Mientras se ponía la ropa, la mujer le explicó que había trasladado sus pertenencias a otra habitación, más bonita, que estaba en el edificio de al lado. Alabó su buen gusto por la ropa interior y le comentó que encima de la cama le había dejado lo que debía ponerse esa noche.

  • ¡Esta noche! – casi chilló Susana, muy abiertos los verdes ojos.

  • Mira – dijo la dueña -, cuanto antes se empieza, mejor. Para esta noche te he reservado dos trabajillos – el rostro de Susana era de color púrpura – y así con unos pocos más cancelas la deuda.

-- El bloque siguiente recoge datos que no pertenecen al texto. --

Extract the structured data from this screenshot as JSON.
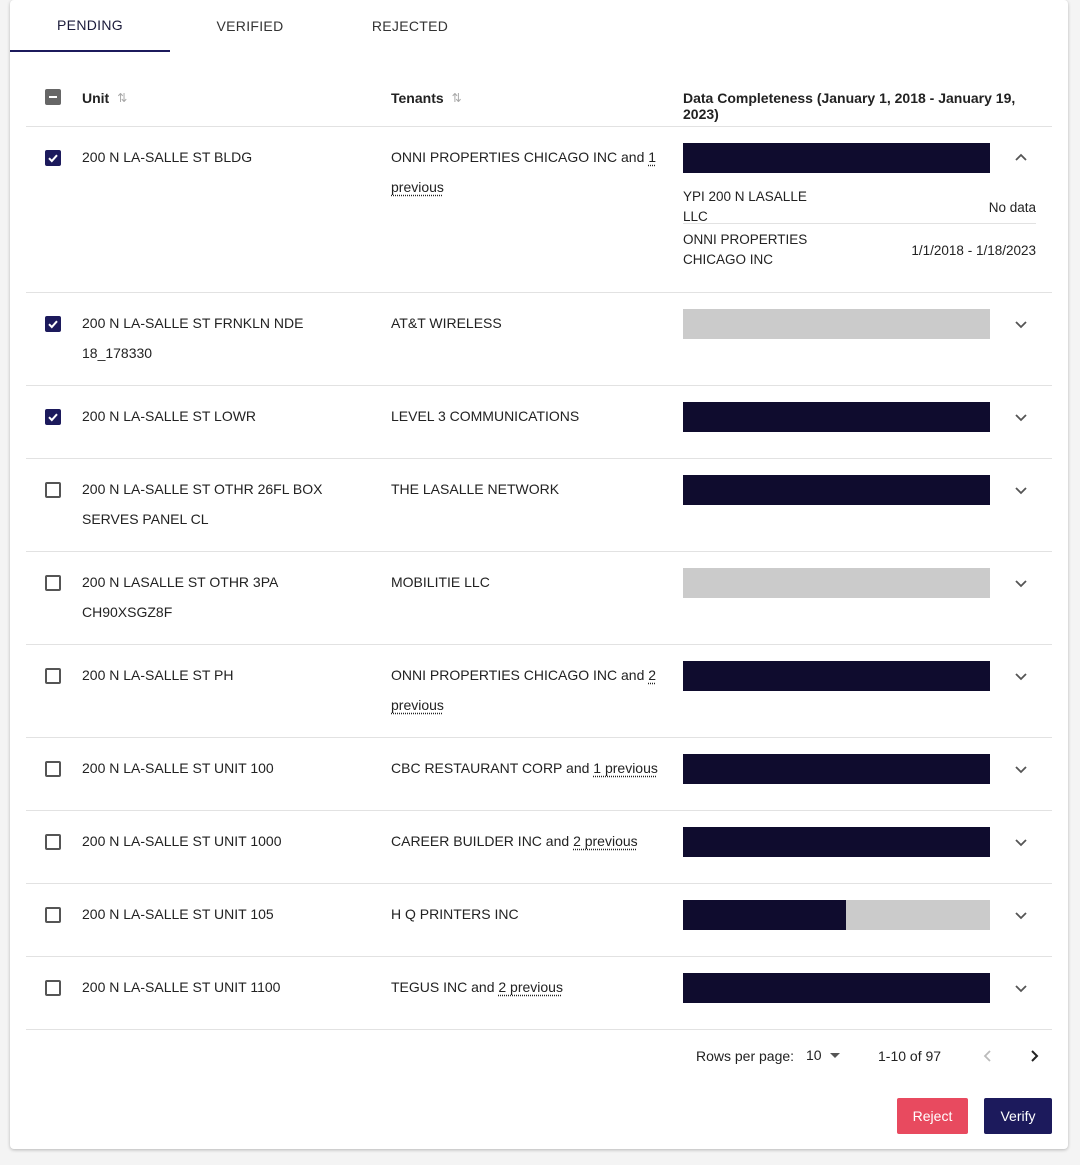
{
  "tabs": [
    {
      "label": "PENDING",
      "active": true
    },
    {
      "label": "VERIFIED",
      "active": false
    },
    {
      "label": "REJECTED",
      "active": false
    }
  ],
  "table": {
    "headers": {
      "unit": "Unit",
      "tenants": "Tenants",
      "completeness": "Data Completeness (January 1, 2018 - January 19, 2023)"
    },
    "select_all_state": "indeterminate",
    "rows": [
      {
        "checked": true,
        "unit": "200 N LA-SALLE ST BLDG",
        "tenant": "ONNI PROPERTIES CHICAGO INC",
        "and_text": " and ",
        "previous": "1 previous",
        "completeness": 1.0,
        "expanded": true,
        "details": [
          {
            "name": "YPI 200 N LASALLE LLC",
            "value": "No data"
          },
          {
            "name": "ONNI PROPERTIES CHICAGO INC",
            "value": "1/1/2018 - 1/18/2023"
          }
        ]
      },
      {
        "checked": true,
        "unit": "200 N LA-SALLE ST FRNKLN NDE 18_178330",
        "tenant": "AT&T WIRELESS",
        "and_text": "",
        "previous": "",
        "completeness": 0.0,
        "expanded": false
      },
      {
        "checked": true,
        "unit": "200 N LA-SALLE ST LOWR",
        "tenant": "LEVEL 3 COMMUNICATIONS",
        "and_text": "",
        "previous": "",
        "completeness": 1.0,
        "expanded": false
      },
      {
        "checked": false,
        "unit": "200 N LA-SALLE ST OTHR 26FL BOX SERVES PANEL CL",
        "tenant": "THE LASALLE NETWORK",
        "and_text": "",
        "previous": "",
        "completeness": 1.0,
        "expanded": false
      },
      {
        "checked": false,
        "unit": "200 N LASALLE ST OTHR 3PA CH90XSGZ8F",
        "tenant": "MOBILITIE LLC",
        "and_text": "",
        "previous": "",
        "completeness": 0.0,
        "expanded": false
      },
      {
        "checked": false,
        "unit": "200 N LA-SALLE ST PH",
        "tenant": "ONNI PROPERTIES CHICAGO INC",
        "and_text": " and ",
        "previous": "2 previous",
        "completeness": 1.0,
        "expanded": false
      },
      {
        "checked": false,
        "unit": "200 N LA-SALLE ST UNIT 100",
        "tenant": "CBC RESTAURANT CORP",
        "and_text": " and ",
        "previous": "1 previous",
        "completeness": 1.0,
        "expanded": false
      },
      {
        "checked": false,
        "unit": "200 N LA-SALLE ST UNIT 1000",
        "tenant": "CAREER BUILDER INC",
        "and_text": " and ",
        "previous": "2 previous",
        "completeness": 1.0,
        "expanded": false
      },
      {
        "checked": false,
        "unit": "200 N LA-SALLE ST UNIT 105",
        "tenant": "H Q PRINTERS INC",
        "and_text": "",
        "previous": "",
        "completeness": 0.53,
        "expanded": false
      },
      {
        "checked": false,
        "unit": "200 N LA-SALLE ST UNIT 1100",
        "tenant": "TEGUS INC",
        "and_text": " and ",
        "previous": "2 previous",
        "completeness": 1.0,
        "expanded": false
      }
    ]
  },
  "pagination": {
    "rows_per_page_label": "Rows per page:",
    "rows_per_page": "10",
    "range": "1-10 of 97"
  },
  "actions": {
    "reject_label": "Reject",
    "verify_label": "Verify"
  },
  "colors": {
    "accent": "#1c1a5c",
    "bar_fill": "#0f0c2e",
    "bar_empty": "#cbcbcb",
    "reject": "#e84a5f"
  }
}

La mujer le señaló una puerta que estaba junto al armario empotrado:

  • Al otro lado te espera Anita; es muy simpática. Haz lo que te diga – mirada de desaprobación -. Estás algo flacucha, pero eso se arreglará en un par de días. Coge tus cosas y acompáñame.

Como en sueños, Susana se aferró al bolso y a la carpeta, como si pudieran salvarla del destino que la esperaba tras esa puerta; la mujer la cogió con firmeza del brazo y la fue llevando hacia allí. Abrió la puerta:

  • ¡¡Anita!!

Estaba sentada en la cama, llorando a moco tendido: la cabeza en las rodillas y las manos sobre sus cabellos. Temblaba todo su cuerpo, cubierto por un camisón negro y transparente, que dejaba al descubierto sus hombros y sus muslos. Los dos primeros "trabajillos" habían resultado ser su especialidad: felaciones. Susi, "la del culo rojo", había sido bautizada de nuevo. "¿Por qué soy una puta? – se preguntaba una y mil veces, sin parar de llorar -, ¿por qué soy una puta?".